Technology dispels all unconscious aspects and takes over all human artifacts. In 1965, McLuhan said that for humans, the environment is an artifact. This means something different in today’s world of instant communication. The issue of responsibility has to be addressed. Now since everyone has access to information, everyone is in charge of his/her own destiny and we must come to own it. We must now relate ourselves to everything and everyone, which describes the politics of today.

Derrick De Kerckhove spoke of Marshall McLuhan

Derrick De Kerckhove spoke of Marshall McLuhan

McLuhan said that electricity would wipe out identity. Professor Kerckhove said that he argued with him on this point because today we build our identity and publish it instead of having it internalized. This changes the ground of identity and relationships. A new type of unconsciousness exists besides Sigmund Freud’s private and Carl Jung’s collective unconscious: the digital unconsciousness. An example would be Google, which is able to track your patterns of research and show different search results for different people even if they search the same topic. Electricity makes information transparent, such as Wikileaks.

Professor Kerckhove ended his presentation by specifying the important role of the artist in communication and technology. Art is the bridge of psychology and technology over what Professor Kerckhove called the “volcanic gap.” This is the generational gap that is demonstrated by different kinds of music, ways of thinking, style etc. It is the artists that cause this explosion of the volcano that takes over the old norm. At first it terrifies the old generation, but then, like lava, it cools and pacifies it. Artists are able to recognize the importance of the present and are aware of what’s next. This is exactly what Marshall McLuhan did, because he did not have a linear mind, but a critical one that could see the dynamic interrelationship between technology and communication.

Professor Kerckhove then hosted a question and answer session.

Question: (Before Professor Kerckhove showed a radar heat image of the world). Communications Professor Lopez asked about the earth image as a new psychological experiment and whether it could raise consciousness about sustainability and the environment.

Answer: When man landed on the moon in 1969 and the first image of the earth appeared, man established a greater connection to the world. He quoted Henry James saying, “Consciousness is evolution.” In this way, mankind is progressing from continentalism, to nationalism to a globalized consciousness.

Question: A student asked Professor Kerckhove if Wikipedia would ever be a good academic source.

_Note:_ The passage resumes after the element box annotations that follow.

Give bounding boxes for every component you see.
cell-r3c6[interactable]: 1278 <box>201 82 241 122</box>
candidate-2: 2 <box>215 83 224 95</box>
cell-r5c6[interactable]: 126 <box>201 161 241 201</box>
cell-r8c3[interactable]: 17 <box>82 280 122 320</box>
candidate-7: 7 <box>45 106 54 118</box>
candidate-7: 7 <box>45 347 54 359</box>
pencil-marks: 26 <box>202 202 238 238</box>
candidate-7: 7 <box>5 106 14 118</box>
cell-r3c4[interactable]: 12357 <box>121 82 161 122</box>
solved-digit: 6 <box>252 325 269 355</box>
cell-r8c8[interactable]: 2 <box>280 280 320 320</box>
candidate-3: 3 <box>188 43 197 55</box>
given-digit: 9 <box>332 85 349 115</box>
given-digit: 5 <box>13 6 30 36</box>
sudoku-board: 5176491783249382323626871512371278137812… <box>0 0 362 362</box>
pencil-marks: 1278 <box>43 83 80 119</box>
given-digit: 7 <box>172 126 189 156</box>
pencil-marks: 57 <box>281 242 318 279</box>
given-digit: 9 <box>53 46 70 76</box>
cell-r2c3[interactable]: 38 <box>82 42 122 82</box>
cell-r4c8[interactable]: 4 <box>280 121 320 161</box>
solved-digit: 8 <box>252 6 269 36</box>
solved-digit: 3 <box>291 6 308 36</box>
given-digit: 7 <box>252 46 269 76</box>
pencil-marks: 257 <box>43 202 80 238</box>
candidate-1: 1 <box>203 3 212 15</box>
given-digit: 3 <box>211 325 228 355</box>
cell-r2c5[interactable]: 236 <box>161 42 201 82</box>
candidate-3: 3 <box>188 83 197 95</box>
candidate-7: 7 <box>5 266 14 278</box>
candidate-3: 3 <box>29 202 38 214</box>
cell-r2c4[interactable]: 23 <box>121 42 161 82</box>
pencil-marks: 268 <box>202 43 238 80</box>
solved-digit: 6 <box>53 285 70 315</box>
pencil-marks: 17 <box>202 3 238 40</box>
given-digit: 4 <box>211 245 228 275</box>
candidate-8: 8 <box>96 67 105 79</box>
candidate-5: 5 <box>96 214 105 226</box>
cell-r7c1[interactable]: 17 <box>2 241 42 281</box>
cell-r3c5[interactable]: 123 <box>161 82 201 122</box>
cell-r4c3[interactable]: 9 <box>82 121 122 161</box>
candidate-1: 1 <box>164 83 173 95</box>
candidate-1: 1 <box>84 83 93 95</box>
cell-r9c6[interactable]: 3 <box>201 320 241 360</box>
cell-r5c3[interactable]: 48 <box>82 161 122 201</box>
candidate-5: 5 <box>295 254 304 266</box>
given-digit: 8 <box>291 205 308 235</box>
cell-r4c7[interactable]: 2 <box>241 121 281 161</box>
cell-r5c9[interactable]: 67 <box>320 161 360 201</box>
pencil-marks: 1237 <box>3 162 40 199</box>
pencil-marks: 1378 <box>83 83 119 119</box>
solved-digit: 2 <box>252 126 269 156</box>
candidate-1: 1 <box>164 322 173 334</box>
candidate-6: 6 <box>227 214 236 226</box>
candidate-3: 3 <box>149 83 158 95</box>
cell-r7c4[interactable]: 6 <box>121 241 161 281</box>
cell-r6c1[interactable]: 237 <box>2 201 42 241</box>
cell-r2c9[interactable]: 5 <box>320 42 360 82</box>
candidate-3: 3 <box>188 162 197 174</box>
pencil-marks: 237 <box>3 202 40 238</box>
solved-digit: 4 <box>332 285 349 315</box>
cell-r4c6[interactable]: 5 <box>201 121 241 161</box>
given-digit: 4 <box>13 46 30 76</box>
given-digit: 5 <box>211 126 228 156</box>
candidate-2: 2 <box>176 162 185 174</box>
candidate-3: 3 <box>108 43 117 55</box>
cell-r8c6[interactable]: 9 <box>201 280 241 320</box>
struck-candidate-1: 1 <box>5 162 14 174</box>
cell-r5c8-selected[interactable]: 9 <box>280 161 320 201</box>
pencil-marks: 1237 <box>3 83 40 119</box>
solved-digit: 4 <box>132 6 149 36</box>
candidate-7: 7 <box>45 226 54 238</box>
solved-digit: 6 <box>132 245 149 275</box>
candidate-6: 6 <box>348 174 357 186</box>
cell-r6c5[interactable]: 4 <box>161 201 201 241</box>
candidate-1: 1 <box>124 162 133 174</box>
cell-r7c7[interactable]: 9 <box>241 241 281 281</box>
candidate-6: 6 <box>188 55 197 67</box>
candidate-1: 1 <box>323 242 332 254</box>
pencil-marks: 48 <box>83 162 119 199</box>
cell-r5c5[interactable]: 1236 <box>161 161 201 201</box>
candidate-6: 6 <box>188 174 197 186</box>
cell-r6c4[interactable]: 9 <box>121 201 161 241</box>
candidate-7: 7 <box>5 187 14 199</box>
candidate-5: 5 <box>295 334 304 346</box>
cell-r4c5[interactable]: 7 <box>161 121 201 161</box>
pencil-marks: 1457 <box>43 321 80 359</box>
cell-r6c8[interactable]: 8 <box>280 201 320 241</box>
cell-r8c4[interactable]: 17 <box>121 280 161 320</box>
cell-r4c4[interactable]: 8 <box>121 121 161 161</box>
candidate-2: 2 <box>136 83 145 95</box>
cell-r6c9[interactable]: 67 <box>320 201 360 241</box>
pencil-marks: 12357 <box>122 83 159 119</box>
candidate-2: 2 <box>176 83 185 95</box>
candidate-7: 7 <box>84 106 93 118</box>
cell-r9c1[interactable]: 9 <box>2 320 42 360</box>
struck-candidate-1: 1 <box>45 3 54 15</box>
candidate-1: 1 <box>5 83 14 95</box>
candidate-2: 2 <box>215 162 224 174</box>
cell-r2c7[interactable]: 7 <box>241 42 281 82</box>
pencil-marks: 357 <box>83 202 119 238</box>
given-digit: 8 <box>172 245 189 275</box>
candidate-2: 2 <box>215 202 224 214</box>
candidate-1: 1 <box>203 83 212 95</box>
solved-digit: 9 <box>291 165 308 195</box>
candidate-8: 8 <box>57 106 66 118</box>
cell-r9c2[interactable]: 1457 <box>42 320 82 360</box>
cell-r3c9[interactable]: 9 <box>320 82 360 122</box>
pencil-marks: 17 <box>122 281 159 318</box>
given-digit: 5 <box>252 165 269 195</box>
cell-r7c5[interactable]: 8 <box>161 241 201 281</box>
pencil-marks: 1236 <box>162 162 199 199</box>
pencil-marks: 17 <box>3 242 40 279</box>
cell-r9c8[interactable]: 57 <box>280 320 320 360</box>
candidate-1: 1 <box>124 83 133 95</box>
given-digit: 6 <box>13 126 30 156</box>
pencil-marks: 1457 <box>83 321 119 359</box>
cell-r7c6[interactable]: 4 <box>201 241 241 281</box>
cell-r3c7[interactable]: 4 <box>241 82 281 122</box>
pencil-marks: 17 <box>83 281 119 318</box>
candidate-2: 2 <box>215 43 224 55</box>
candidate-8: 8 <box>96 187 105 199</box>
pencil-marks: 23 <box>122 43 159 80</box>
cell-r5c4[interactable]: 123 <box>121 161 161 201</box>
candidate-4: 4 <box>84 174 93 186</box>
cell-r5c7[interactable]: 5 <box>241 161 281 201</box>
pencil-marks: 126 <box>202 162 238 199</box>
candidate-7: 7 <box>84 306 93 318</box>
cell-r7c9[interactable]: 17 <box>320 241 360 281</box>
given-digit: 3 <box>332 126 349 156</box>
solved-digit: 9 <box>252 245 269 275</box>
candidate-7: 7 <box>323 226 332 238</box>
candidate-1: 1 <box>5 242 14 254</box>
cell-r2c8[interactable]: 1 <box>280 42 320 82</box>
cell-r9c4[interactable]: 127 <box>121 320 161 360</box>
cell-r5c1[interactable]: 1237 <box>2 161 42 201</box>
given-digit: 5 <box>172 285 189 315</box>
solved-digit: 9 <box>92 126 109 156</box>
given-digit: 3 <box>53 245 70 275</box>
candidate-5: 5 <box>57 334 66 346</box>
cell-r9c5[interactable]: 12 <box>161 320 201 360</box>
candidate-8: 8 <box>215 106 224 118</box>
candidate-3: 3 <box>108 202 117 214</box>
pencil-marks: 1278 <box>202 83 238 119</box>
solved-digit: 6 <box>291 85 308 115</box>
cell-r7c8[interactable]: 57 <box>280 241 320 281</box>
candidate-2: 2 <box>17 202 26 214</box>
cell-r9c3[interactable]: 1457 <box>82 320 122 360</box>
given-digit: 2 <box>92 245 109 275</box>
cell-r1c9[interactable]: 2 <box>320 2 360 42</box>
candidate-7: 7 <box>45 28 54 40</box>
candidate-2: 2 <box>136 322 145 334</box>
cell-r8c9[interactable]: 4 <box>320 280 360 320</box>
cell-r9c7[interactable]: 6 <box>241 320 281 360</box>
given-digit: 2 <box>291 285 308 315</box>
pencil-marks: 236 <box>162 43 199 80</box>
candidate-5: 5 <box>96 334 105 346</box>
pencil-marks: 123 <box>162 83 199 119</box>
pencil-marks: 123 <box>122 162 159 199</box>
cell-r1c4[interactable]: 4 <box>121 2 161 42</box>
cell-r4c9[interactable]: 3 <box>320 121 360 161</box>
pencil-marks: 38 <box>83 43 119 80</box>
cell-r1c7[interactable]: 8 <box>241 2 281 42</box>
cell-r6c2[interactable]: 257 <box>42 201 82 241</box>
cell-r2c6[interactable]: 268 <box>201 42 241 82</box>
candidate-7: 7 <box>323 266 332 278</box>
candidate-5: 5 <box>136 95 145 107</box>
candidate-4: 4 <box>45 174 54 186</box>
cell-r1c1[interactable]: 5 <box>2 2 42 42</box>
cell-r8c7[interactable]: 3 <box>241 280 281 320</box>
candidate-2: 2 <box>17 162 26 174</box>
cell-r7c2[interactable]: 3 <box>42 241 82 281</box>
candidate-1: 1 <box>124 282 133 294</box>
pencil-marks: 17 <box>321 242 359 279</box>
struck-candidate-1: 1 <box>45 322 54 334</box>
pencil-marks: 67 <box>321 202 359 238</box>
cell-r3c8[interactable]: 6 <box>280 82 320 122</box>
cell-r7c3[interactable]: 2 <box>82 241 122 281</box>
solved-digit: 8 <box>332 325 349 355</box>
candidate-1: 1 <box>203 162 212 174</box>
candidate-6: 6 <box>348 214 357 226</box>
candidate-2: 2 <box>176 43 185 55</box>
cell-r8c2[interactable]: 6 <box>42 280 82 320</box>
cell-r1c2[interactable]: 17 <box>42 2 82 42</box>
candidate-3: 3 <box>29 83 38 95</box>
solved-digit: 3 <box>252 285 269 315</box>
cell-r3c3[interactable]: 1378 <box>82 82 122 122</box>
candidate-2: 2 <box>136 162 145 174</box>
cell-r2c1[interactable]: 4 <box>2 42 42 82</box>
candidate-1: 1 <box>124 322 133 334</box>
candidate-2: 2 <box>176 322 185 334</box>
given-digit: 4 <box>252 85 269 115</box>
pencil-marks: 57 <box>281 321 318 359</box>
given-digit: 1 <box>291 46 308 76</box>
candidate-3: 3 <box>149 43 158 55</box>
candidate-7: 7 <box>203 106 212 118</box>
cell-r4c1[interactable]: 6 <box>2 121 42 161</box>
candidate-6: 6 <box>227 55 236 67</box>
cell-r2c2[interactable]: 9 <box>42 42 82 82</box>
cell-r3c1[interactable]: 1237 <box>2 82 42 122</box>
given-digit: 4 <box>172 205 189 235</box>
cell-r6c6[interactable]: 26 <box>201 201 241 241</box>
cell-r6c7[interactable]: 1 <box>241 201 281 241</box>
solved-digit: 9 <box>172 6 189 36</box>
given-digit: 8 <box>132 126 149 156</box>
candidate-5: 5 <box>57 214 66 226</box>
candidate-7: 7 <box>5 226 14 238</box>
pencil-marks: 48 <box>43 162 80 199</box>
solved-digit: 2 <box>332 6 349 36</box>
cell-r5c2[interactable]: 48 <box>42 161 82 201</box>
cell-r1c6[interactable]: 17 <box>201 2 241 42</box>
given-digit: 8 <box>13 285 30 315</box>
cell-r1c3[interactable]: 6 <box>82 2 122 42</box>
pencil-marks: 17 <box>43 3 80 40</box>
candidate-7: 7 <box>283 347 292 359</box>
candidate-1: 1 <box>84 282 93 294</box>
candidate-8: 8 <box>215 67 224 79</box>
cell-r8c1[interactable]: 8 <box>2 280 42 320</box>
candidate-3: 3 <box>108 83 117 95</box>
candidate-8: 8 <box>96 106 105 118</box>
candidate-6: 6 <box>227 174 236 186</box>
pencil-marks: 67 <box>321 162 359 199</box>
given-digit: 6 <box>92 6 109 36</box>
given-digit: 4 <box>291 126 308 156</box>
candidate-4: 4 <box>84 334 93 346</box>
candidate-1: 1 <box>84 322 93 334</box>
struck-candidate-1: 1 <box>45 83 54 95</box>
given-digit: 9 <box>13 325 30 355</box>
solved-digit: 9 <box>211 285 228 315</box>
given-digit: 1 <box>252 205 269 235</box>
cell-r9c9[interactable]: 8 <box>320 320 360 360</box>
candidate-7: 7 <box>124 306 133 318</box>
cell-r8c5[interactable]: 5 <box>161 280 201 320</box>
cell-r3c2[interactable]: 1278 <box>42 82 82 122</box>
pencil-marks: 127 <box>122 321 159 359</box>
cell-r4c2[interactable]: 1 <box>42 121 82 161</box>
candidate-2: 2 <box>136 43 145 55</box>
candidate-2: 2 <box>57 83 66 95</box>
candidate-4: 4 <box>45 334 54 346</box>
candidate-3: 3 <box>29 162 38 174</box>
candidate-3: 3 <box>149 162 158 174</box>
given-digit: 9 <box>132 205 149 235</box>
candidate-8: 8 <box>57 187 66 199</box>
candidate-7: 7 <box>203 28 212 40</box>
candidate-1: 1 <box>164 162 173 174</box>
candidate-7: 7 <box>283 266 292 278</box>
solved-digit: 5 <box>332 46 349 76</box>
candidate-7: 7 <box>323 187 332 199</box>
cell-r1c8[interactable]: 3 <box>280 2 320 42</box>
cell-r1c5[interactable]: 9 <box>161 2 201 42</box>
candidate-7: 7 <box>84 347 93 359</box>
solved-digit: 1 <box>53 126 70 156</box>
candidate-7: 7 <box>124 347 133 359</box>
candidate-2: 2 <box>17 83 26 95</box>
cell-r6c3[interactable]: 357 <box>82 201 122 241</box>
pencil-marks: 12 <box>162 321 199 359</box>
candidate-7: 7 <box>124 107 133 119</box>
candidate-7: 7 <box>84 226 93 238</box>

Answer: Professor Kerckhove politely answered no. Academics are very resistant and are in control of language and information. In some cases Wikipedia can possess a lot of depth, but the information is not verified. Academics would need to establish a new relationship with it based on trust and consensus.

Question: John Cabot University professor Michele Infante asked, how is education changing? He sometimes finds it difficult to communicate with his students because they are always electronically connected to a world outside the classroom.

Answer: Professor Kerckhove says you have to keep track of it and adapt to it. From his personal experience in Toronto, he has seen teaching styles evolve, changing from a strict lecture style to the professor becoming more tangible and sociable. With today’s wealth of information readily available, the professor needs to guide the students in the right direction more than ever, but the students are in a position to guide the professor as well. Professor Kerckhove admits that he thinks he has benefited more from his students than the students have benefited from him. Teachers should have students work together in small groups and collaborate. If you multiply minds by minds, each mind becomes more cultivated. This fundamental aspect of sharing is overlooked by many universities and should change.